Esta declaración, sobria y propia de cualquier presidente democrático en sus cabales, choca con declaraciones posteriores como una polémica mención a proteger el “derecho a la Segunda Enmienda” del que gozan los “ciudadanos respetuosos con la ley”. La Segunda Enmienda es la que permite a los estadounidenses poseer y portar armas. Por eso algunos comentaristas –progresistas, todo sea dicho– han interpretado sus palabras como un guiño a los partidarios de dicha enmienda, cuyo perfil se puede resumir en “hombre blanco, conservador y escéptico con los forasteros”. Según esta interpretación, el presidente habría querido decir que si se les llena el pueblo de manifestantes con malas intenciones, y lo consideran oportuno, pueden tirar de cacharra.
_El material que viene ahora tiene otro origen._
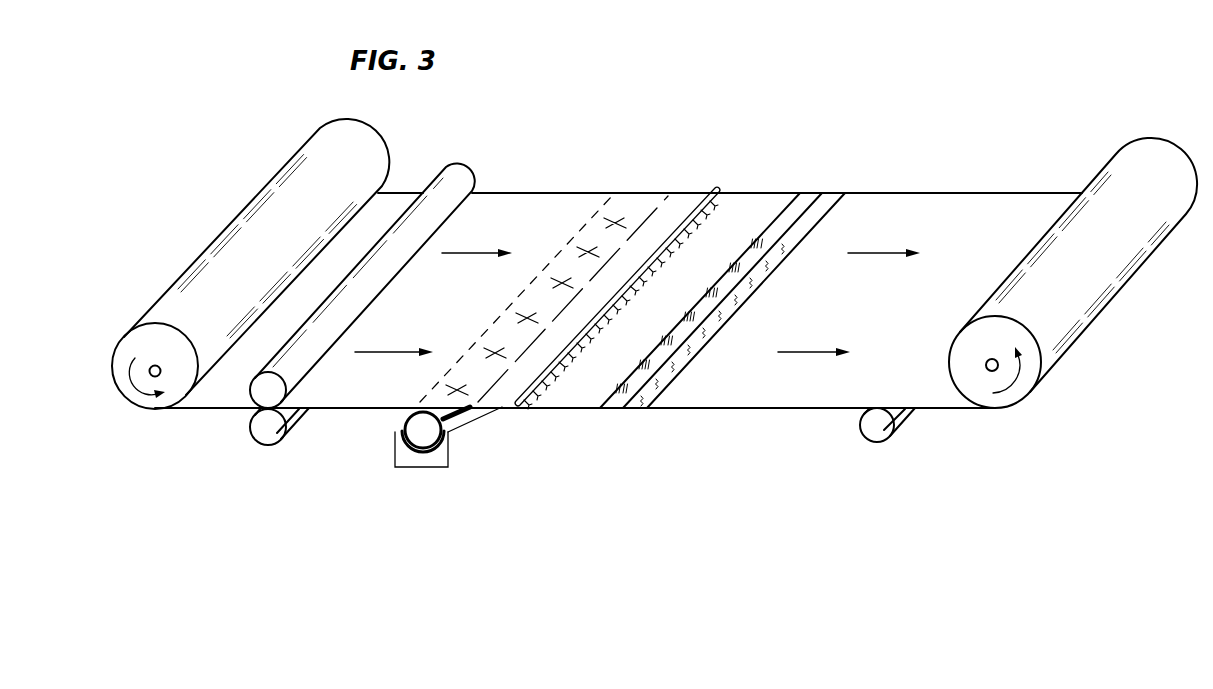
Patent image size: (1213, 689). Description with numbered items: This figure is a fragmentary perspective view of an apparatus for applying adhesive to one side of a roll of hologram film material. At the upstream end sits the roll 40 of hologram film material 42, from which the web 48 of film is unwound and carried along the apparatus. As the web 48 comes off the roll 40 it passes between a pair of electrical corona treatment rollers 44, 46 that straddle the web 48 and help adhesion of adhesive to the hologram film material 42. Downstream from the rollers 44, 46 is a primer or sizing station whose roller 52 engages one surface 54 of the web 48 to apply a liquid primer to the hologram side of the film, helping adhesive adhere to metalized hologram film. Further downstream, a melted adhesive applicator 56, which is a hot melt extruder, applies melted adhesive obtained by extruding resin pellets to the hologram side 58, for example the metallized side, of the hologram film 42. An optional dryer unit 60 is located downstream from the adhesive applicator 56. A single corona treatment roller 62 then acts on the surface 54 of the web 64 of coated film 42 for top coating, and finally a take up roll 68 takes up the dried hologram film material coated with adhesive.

Pero interpretaciones al margen, la declaración sobria y propia de cualquier presidente democrático en sus cabales también ha chocado con la performance del lunes, cuando el Donald decidió pasear desde la Casa Blanca hasta la vecina iglesia de Saint John, dañada durante las protestas del fin de semana. ¿El problema? Que antes de llegar hasta ella su equipo ordenó a la policía dispersar una concentración pacífica que se encontraba en las inmediaciones. Dicho y hecho: unas cuantas dosis de espray pimienta, unas cuantas cargas a caballo… et voilà. Camino despejado. Mientras tanto, docenas de manifestantes corrían en busca del seto más cercano para echar la papilla y curarse los ojos con agua. Una vez en la iglesia Trump se regaló una sesión de fotos sosteniendo la Biblia.
The United States of America will be designating ANTIFA as a Terrorist Organization.
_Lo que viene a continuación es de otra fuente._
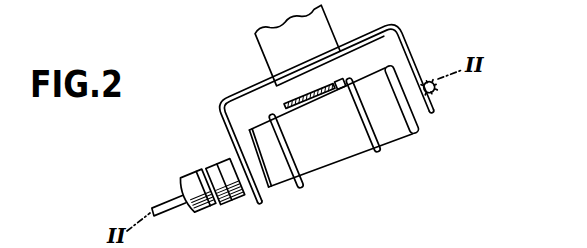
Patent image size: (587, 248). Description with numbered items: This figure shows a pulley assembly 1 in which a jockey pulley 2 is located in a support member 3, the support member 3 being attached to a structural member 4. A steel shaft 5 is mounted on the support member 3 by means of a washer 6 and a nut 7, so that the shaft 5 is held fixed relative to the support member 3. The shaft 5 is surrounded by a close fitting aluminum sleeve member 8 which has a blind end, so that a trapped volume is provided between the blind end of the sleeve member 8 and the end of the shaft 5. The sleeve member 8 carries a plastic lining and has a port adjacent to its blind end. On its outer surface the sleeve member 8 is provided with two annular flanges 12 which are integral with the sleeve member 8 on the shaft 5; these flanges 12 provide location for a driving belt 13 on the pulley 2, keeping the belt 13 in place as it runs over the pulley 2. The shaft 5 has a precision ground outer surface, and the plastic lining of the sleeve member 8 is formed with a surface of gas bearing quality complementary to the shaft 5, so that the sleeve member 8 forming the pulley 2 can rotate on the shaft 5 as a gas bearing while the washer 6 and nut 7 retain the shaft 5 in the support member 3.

The pulley assembly 1 is at (405, 34).
The jockey pulley 2 is at (312, 160).
The support member 3 is at (245, 88).
The structural member 4 is at (312, 40).
The steel shaft 5 is at (271, 190).
The washer 6 is at (250, 193).
The nut 7 is at (228, 190).
The aluminum sleeve member 8 is at (403, 124).
The annular flanges 12 is at (269, 117).
The driving belt 13 is at (339, 82).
— Donald J. Trump (@realDonaldTrump) May 31, 2020
La declaración sobria, etcétera, también ha chocado con algunos tuits recientes. En uno de ellos, por ejemplo, culpaba de los disturbios a “Antifa”, una organización (sic) a la que, dijo, quería meter en la lista de grupos terroristas. Cualquier persona mínimamente informada y honesta sabe que en Estados Unidos los “antifas” son chavales con ciertas ideas sobre la podredumbre del sistema convencidos de que las instituciones están plagadas de fascistas y cuyas actividades suelen limitarse a los escraches y las contramanifestaciones. Que han participado en las protestas queda fuera de toda duda. Que han participado en la deriva violenta de las mismas es más que probable. Ahora bien: insinuar que están detrás del caos que se ha desatado en más de 30 ciudades es como chutar a gol desde tu propia portería. Si cuela, cuela.
Frente demócrata
¿Y Joe Biden? ¿Dónde está? ¿Qué dice?
Pues sigue en Delaware, que es donde vive, pero está diciendo algunas cosas. El lunes, mientras Trump dispersaba a la banda para plantarse en Saint John a posar con la Biblia, Biden se presentó en una iglesia de la comunidad negra que le queda no muy lejos de casa. Allí estuvo hablando con líderes vecinales y tomando notas. Horas después mantuvo una videoconferencia con los alcaldes de cuatro ciudades especialmente afectadas por las protestas –Atlanta, Chicago, Los Ángeles y Saint Paul– en la cual, según medios locales, mostró su simpatía por los manifestantes.
Biden cree, como cree tanta gente en la órbita del Partido Demócrata y más a la izquierda, que la muerte de Floyd ha sido la gota que ha colmado un vaso lleno de injusticias, desigualdades y polarización. Que ha sido, en fin, la llama que ha incendiado una sociedad francamente desestructurada a la que urge meterle el bisturí.
Ahora queda ver qué dicen las encuestas y qué se vota en noviembre. Los partidarios de Biden esperaban escuchar lo que ha dicho. Los simpatizantes de Trump esperaban, y esperan, un líder que reestablezca el orden y que no se ande con tonterías. De momento ambos cumplen el papel.